Server3(192.168.2.1)への通信
ping -c 5 192.168.2.1
cisco@Server1:~$ ping -c 5 192.168.2.1
PING 192.168.2.1 (192.168.2.1): 56 data bytes
--- 192.168.2.1 ping statistics ---
5 packets transmitted, 0 packets received, 100% packet loss
VACLで許可されているはずですが、疎通不可となっています。
パケットキャプチャ確認(NGパターン)
なぜ通信不可となるのか、パケットキャプチャで確認します。
Server3(192.168.2.1)への通信
デフォルトゲートウェイのARP解決ができないため、通信が成立していないことがわかります。
VACLの設定(OKパターン)
L3SWにServer3(192.168.2.1)への通信のみ許可するVACLを設定します。
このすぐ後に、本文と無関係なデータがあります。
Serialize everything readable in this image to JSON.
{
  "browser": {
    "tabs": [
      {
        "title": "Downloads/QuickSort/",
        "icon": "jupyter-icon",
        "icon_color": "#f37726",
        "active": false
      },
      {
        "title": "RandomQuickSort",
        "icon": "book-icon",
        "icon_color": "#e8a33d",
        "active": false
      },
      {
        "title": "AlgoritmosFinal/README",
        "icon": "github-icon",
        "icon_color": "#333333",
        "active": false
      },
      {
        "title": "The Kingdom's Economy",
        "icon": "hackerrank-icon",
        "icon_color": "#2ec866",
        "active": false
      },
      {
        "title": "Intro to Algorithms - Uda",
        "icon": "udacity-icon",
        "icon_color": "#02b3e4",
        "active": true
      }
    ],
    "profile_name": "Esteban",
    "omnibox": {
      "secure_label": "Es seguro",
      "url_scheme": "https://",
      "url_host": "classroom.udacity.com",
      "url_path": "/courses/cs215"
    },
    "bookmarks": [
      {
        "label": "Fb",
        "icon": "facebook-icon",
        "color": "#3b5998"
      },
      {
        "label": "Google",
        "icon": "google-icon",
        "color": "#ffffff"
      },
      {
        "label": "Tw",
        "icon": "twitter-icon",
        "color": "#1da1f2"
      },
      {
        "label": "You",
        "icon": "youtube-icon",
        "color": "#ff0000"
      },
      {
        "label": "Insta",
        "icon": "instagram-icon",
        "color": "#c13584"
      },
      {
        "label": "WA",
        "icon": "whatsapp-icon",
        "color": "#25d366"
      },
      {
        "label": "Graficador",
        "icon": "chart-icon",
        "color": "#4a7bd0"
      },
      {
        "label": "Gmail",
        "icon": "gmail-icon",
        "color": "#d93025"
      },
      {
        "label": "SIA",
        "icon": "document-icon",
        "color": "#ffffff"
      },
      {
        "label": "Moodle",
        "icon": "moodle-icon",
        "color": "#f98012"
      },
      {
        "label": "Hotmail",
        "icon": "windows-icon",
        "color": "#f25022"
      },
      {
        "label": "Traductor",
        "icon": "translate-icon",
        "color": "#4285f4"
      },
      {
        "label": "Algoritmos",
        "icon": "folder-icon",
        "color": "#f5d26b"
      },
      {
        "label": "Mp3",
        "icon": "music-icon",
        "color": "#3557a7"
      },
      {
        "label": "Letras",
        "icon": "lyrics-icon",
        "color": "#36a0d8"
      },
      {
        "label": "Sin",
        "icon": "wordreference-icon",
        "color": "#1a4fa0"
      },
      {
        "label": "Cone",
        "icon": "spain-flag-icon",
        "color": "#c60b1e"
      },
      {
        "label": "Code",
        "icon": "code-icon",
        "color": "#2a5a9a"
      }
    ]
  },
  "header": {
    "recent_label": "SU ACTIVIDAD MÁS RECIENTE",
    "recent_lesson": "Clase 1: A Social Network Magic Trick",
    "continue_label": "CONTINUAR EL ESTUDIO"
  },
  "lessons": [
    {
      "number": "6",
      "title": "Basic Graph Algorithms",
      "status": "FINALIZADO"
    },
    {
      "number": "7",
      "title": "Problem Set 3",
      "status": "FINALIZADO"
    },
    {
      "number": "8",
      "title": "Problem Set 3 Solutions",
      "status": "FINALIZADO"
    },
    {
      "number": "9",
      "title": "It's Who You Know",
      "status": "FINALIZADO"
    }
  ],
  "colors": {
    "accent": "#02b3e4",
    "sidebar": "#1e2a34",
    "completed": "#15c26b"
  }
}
ARPを含めたL2通信はすべて許可するMACアクセスリストを設定
mac access-list extended VACL_MAC
permit any any
192.168.2.1への通信を許可するIPアクセスリストを設定
ip access-list extended VACL_VLAN100
permit ip any host 192.168.2.1
deny ip any any
VLANアクセスマップを作成し、IPアクセスリストに合致した場合は転送を許可する
vlan access-map VMAP_VLAN100 10
match ip address VACL_VLAN100
action forward
MACアクセスリストに合致した場合も転送を許可する
vlan access-map VMAP_VLAN100 15
match mac address VACL_MAC
action forward
IP/MACアクセスリストに合致しない場合は、全て転送しない
vlan access-map VMAP_VLAN100 20
action drop
VLANアクセスマップをVLAN100に適用
vlan filter VMAP_VLAN100 vlan-list 100
疎通確認(OKパターン)
Server1(192.168.1.1)から各機器へPingによる疎通確認を行います。
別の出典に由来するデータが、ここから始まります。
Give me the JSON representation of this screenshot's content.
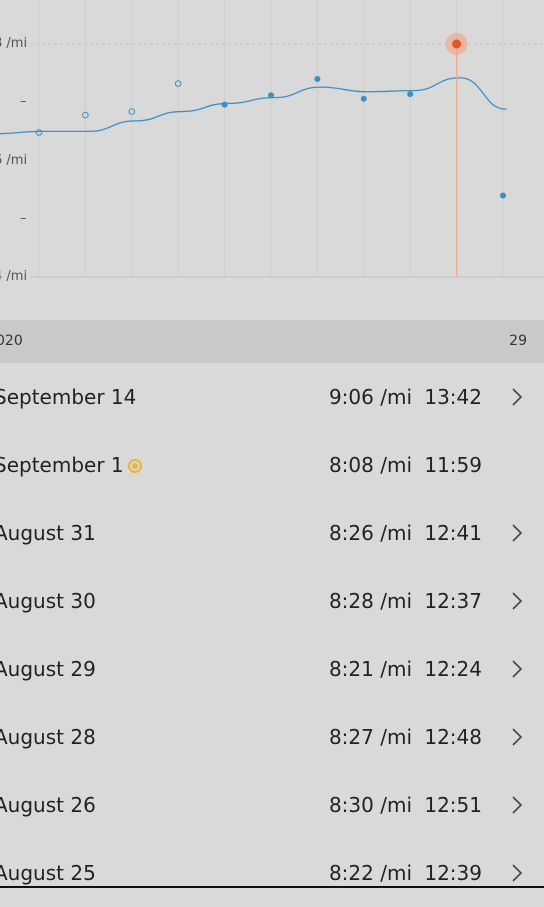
{
  "chart_data": {
    "type": "scatter",
    "y_ticks": [
      {
        "label": "8 /mi",
        "value": 8
      },
      {
        "label": "",
        "value": 8.5
      },
      {
        "label": "6 /mi",
        "value": 9
      },
      {
        "label": "",
        "value": 9.5
      },
      {
        "label": "4 /mi",
        "value": 10
      }
    ],
    "start_label": "020",
    "end_label": "29",
    "points": [
      {
        "value": 8.76,
        "filled": false
      },
      {
        "value": 8.61,
        "filled": false
      },
      {
        "value": 8.58,
        "filled": false
      },
      {
        "value": 8.34,
        "filled": false
      },
      {
        "value": 8.52,
        "filled": true
      },
      {
        "value": 8.44,
        "filled": true
      },
      {
        "value": 8.3,
        "filled": true
      },
      {
        "value": 8.47,
        "filled": true
      },
      {
        "value": 8.43,
        "filled": true
      },
      {
        "value": 8.0,
        "filled": true,
        "selected": true
      },
      {
        "value": 9.3,
        "filled": true
      }
    ],
    "trend": [
      8.77,
      8.75,
      8.75,
      8.66,
      8.58,
      8.51,
      8.46,
      8.37,
      8.41,
      8.4,
      8.29,
      8.56
    ],
    "colors": {
      "line": "#3d8fc4",
      "selected": "#e0562b",
      "selected_halo": "#f0a88c",
      "grid": "#c8c8c8"
    }
  },
  "date_bar": {
    "start": "020",
    "end": "29"
  },
  "runs": [
    {
      "date": "September 14",
      "pace": "9:06 /mi",
      "time": "13:42",
      "chevron": true,
      "badge": false
    },
    {
      "date": "September 1",
      "pace": "8:08 /mi",
      "time": "11:59",
      "chevron": false,
      "badge": true
    },
    {
      "date": "August 31",
      "pace": "8:26 /mi",
      "time": "12:41",
      "chevron": true,
      "badge": false
    },
    {
      "date": "August 30",
      "pace": "8:28 /mi",
      "time": "12:37",
      "chevron": true,
      "badge": false
    },
    {
      "date": "August 29",
      "pace": "8:21 /mi",
      "time": "12:24",
      "chevron": true,
      "badge": false
    },
    {
      "date": "August 28",
      "pace": "8:27 /mi",
      "time": "12:48",
      "chevron": true,
      "badge": false
    },
    {
      "date": "August 26",
      "pace": "8:30 /mi",
      "time": "12:51",
      "chevron": true,
      "badge": false
    },
    {
      "date": "August 25",
      "pace": "8:22 /mi",
      "time": "12:39",
      "chevron": true,
      "badge": false
    }
  ]
}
デフォルトゲートウェイ(192.168.1.254)への通信
ping -c 5 192.168.1.254
cisco@Server1:~$ ping -c 5 192.168.1.254
PING 192.168.1.254 (192.168.1.254): 56 data bytes
--- 192.168.1.254 ping statistics ---
5 packets transmitted, 0 packets received, 100% packet loss
デフォルトゲートウェイへの通信は、VACLで拒否され疎通不可となります。
Server2(192.168.1.2)への通信
ping -c 5 192.168.1.2
cisco@Server1:~$ ping -c 5 192.168.1.2
PING 192.168.1.2 (192.168.1.2): 56 data bytes
--- 192.168.1.2 ping statistics ---
5 packets transmitted, 0 packets received, 100% packet loss
同一セグメントのServer2への通信も、VLAN100を経由するため、疎通不可となります。※同一セグメント内の通信の場合も、VACLで制御できることがわかります。
Server3(192.168.2.1)への通信
ping -c 5 192.168.2.1
cisco@Server1:~$ ping -c 5 192.168.2.1
PING 192.168.2.1 (192.168.2.1): 56 data bytes
64 bytes from 192.168.2.1: seq=0 ttl=63 time=6.384 ms
64 bytes from 192.168.2.1: seq=1 ttl=63 time=7.521 ms
64 bytes from 192.168.2.1: seq=2 ttl=63 time=6.296 ms
64 bytes from 192.168.2.1: seq=3 ttl=63 time=6.155 ms
64 bytes from 192.168.2.1: seq=4 ttl=63 time=6.744 ms
--- 192.168.2.1 ping statistics ---
5 packets transmitted, 5 packets received, 0% packet loss
round-trip min/avg/max = 6.155/6.620/7.521 ms
デフォルトゲートウェイのARP解決も行われ、VACLで許可されているため、疎通可能となりました。
Server4(192.168.2.2)への通信
ping -c 5 192.168.2.2
cisco@Server1:~$ ping -c 5 192.168.2.2
PING 192.168.2.2 (192.168.2.2): 56 data bytes
--- 192.168.2.2 ping statistics ---
5 packets transmitted, 0 packets received, 100% packet loss
VACLで拒否されているため、疎通不可です。
パケットキャプチャ確認(OKパターン)
デフォルトゲートウェイ(192.168.1.254)への通信
ARP解決は行えていますが、ICMP通信はVACLで拒否されるため、192.168.1.254まで届かず、Destination unreachableも返ってこないことがわかります。
Server2(192.168.1.2)への通信
ARP解決は行えていますが、ICMP通信はVACLで拒否されるため、192.168.1.2から応答がないことがわかります。
Server3(192.168.2.1)への通信
デフォルトゲートウェイのARP解決後、通信が成立していることがわかります。
Server4(192.168.2.2)への通信
デフォルトゲートウェイのARP解決は行えていますが、ICMP通信はVACLで拒否されるため、192.168.2.2から応答がないことがわかります。
以上で、Catalyst ACL – アクセスコントロールリスト(VACLの詳細)の説明は完了です!